Mzukisi Qobo, lecturer in international political economy at the University of Pretoria, writes in The Daily Maverick: “President Jacob Zuma’s recent cabinet reshuffle is confirmation of the end of rationality in our politics. The international markets will be incredulous. Gigaba [the new finance minister] is going to grope in the dark, and battle to convincingly sell the South African story to investors at home and abroad. Zuma’s faction did not appoint him for his gravity. To them he is an instrument in their hands to oil the looting machine.”

A former cabinet minister, Barbara Hogan, said that Zuma "had gone rogue". She said this at the funeral of her husband, a close associate of former president Nelson Mandela, who was outspoken against Zuma's network of patronage.


Protestors against Zuma. Photo: Ruvan Boshoff

"The effects are manifold. We have a weaker currency, we are likely to get an even weaker currency and that's going to have an impact on interest rates and inflation," says economist Mike Schussler. He continues: "South Africans are getting poorer, and on top of that they will pay more for their food, whilst there will be less money for social welfare, and under those circumstances I think the chances of further political instability have just increased."

The Archbishop of the Anglican Church in South Africa, Thabo Makgopa, has called the disruption at the Treasury “an assault on the poor”. In a statement released shortly after news broke, he states: “Who stands to lose when we can't raise foreign investment to finance growth in our country? The poor. Who stands to lose when interest rates on the money we already owe gobbles up our nation's resources? The poor.” 

Gloria Serobe, executive director of an investment company aimed at rural black women, agrees: “We’re talking about communities that cannot absorb any more hardship, but now you are loading them with more hardship.” 

South Africa’s debt is currently at around 50% of GDP with worrying levels of unemployment, at about 25%.

The country recorded a trade surplus of R5.22 billion [€364 million] for February with a 9.4% increase in exports and 9.7% drop in imports. However, the Business Day newspaper quotes economist Kevin Lings as saying: “Unfortunately, the slowdown in import growth largely reflects the weakness in the South African economy, rather than an improvement in import substitution." The exports were predominantly in vehicles, transport equipment, machinery, electronics and base metals, not agricultural commodities.

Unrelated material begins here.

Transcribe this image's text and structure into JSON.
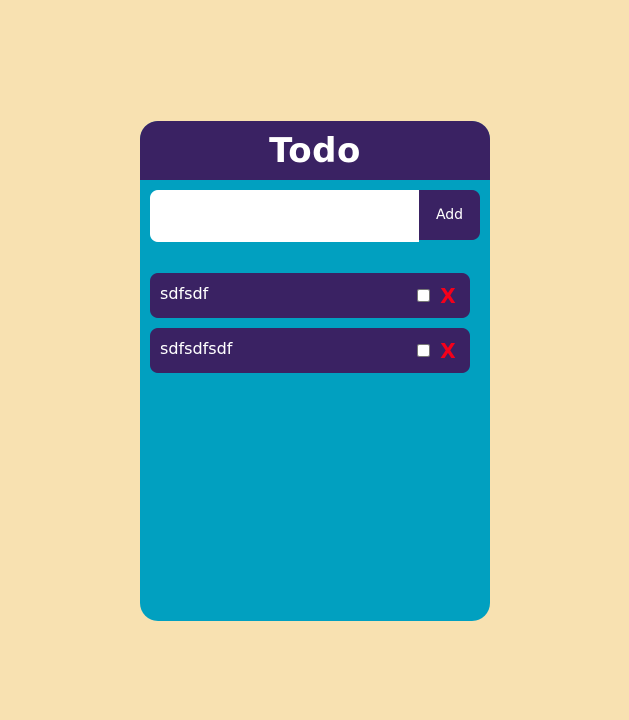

Opposition parties will, again, try to introduce a motion of no confidence in parliament but a pro-Zuma ANC NEC member is also the Speaker of Parliament, and given the ANC’s majority in parliament, such motions have not previously succeeded.

A previous Reserve Bank governor, Tito Mboweni, appointed by former president Nelson Mandela, calls the news “sad, depressing, tiresome and exhausting” and continues: “We cannot go on like this.”

Business Leadership South Africa (BLSA), a business collective states: “BLSA reiterates its strong belief that the manner and timing of the Cabinet changes announced by President Jacob Zuma are not in the economic interests of the country. We strongly condemn the action. It is irrational, ill-timed and completely disregards the national interest.”

It is expected that the next target will be the Reserve Bank. “As I said back in 2015,” Peter Bruce, a veteran journalist, wrote in yesterday’s Sunday Times, “there were two things Zuma had to break. The Treasury controls all the money and it is now well and truly captured. The Reserve Bank goes one better. It prints the money.”